Girls and boys

Au Théâtre 14, Bénédicte Cerutti impressionne dans le texte de Dennis Kelly

Une femme se présente devant la scène, commence à raconter son histoire : sa rencontre inattendue, dans une file d’attente à l’aéroport, avec celui qui deviendra son mari, la relation du couple, l’arrivée des enfants, l’évolution professionnelle de chacun,… Montée sur la scène, coupée dans sa largeur par une cloison métallique aux parois coulissantes, elle s’adresse à ses enfants comme s’ils étaient présents, leur parle, les gronde ou les encourage. Entrouverts, les panneaux dévoilent une table avec des chaises, plus loin un canapé, le décor intérieur d’une vie… d’avant la catastrophe. L’écriture de Dennis Kelly (Occupe-toi du bébé, Love and money, Orphelins,..), fin observateur de la société actuelle et de ses dérèglements, est factuelle, clinique, énergique. Cela fait trois saisons, le public parisien découvrait ce dernier texte de l’auteur britannique dans une mise en scène de Mélanie Leray, interprété magnifiquement par Constance Dollé (Molière du Seule en scène 2019). Un dispositif intime, autour d’une table où quelques spectateurs étaient conviés. On ne peut s’empêcher d’y repenser au vu de la scénographie de Pierre Nouvel qui agit comme un couperet : la fracture tranchante, à vif, dans la vie du personnage.

Un récit glaçant

L’auteur, traduit par Philippe Le Moine, dit les choses franchement, crûment, et manie habilement les ruptures de style, de la gouaille à l’horreur.

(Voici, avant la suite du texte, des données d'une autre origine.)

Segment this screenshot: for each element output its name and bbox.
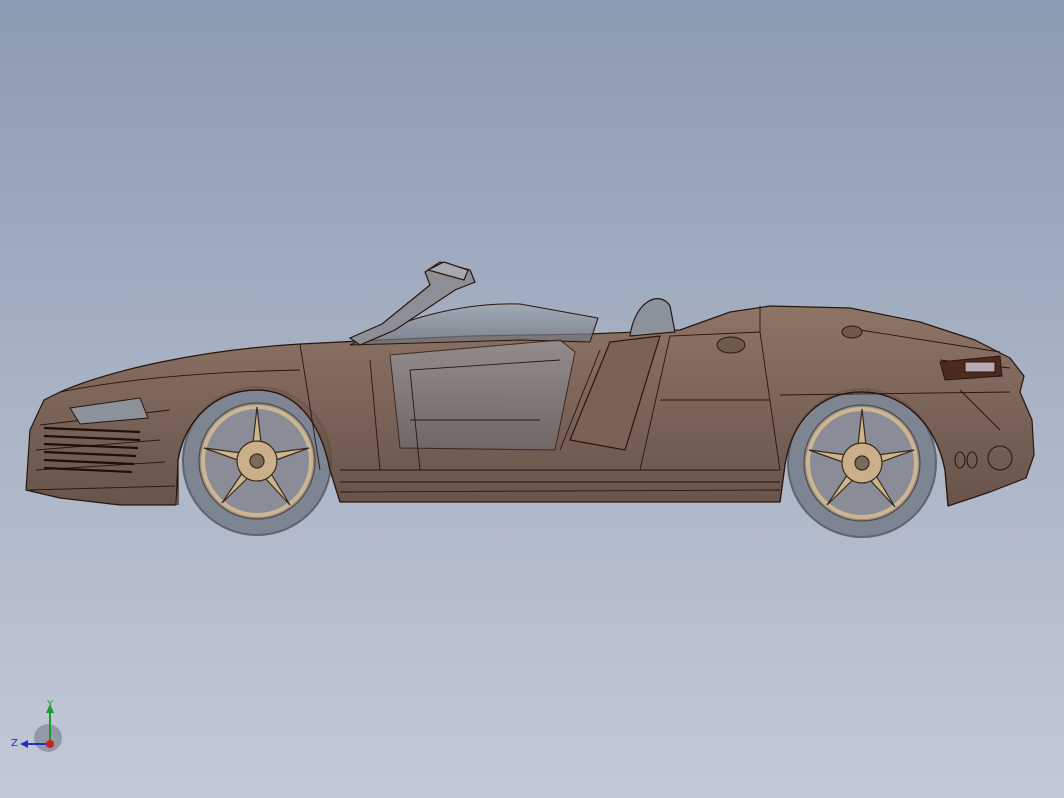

Elles sont parfaitement servies par l’interprétation de Bénédicte Cerutti, en équilibre au bord du précipice et qui, s’adressant au public, passe en une fraction de seconde des moments cocasses de la rencontre avec celui qui, pourtant, dès le début « lui a déplu », au désenchantement de la relation, au changement perceptible du mari, à sa menace… Comment deviner la virilité blessée, imaginer les gouffres, la violence souterraine ? La mise en scène épurée de Chloé Dabert, directrice de la Comédie de Reims où elle a créé le spectacle, suit au plus près le récit au rythme d’un thriller, en même temps que les méandres du cerveau de la narratrice, toujours occupé par le souvenir et la présence de ses enfants. Comme anesthésiée, mais toujours concrète, Bénédicte Cerutti développe une palette d’émotions, suggère et fait surgir l’effroi, la sidération. Abrupte, chavirante et radicale, constamment sur le fil, elle bouleverse.

Girls and boys   * * *

Théâtre 14, 20 avenue Marc Sangnier, Paris 14e. Tél. 01 45 45 49 77. www.theatre14.fr Jusqu’au 23 décembre. Tournée : Les Quinconces, Le Mans, du 17 au 18 janvier 2023, EMBK, Metz, 9 mars, TNB, Rennes, 28 mars au 1er avril, Les Célestins, Lyon, 26 avril au 7 mai.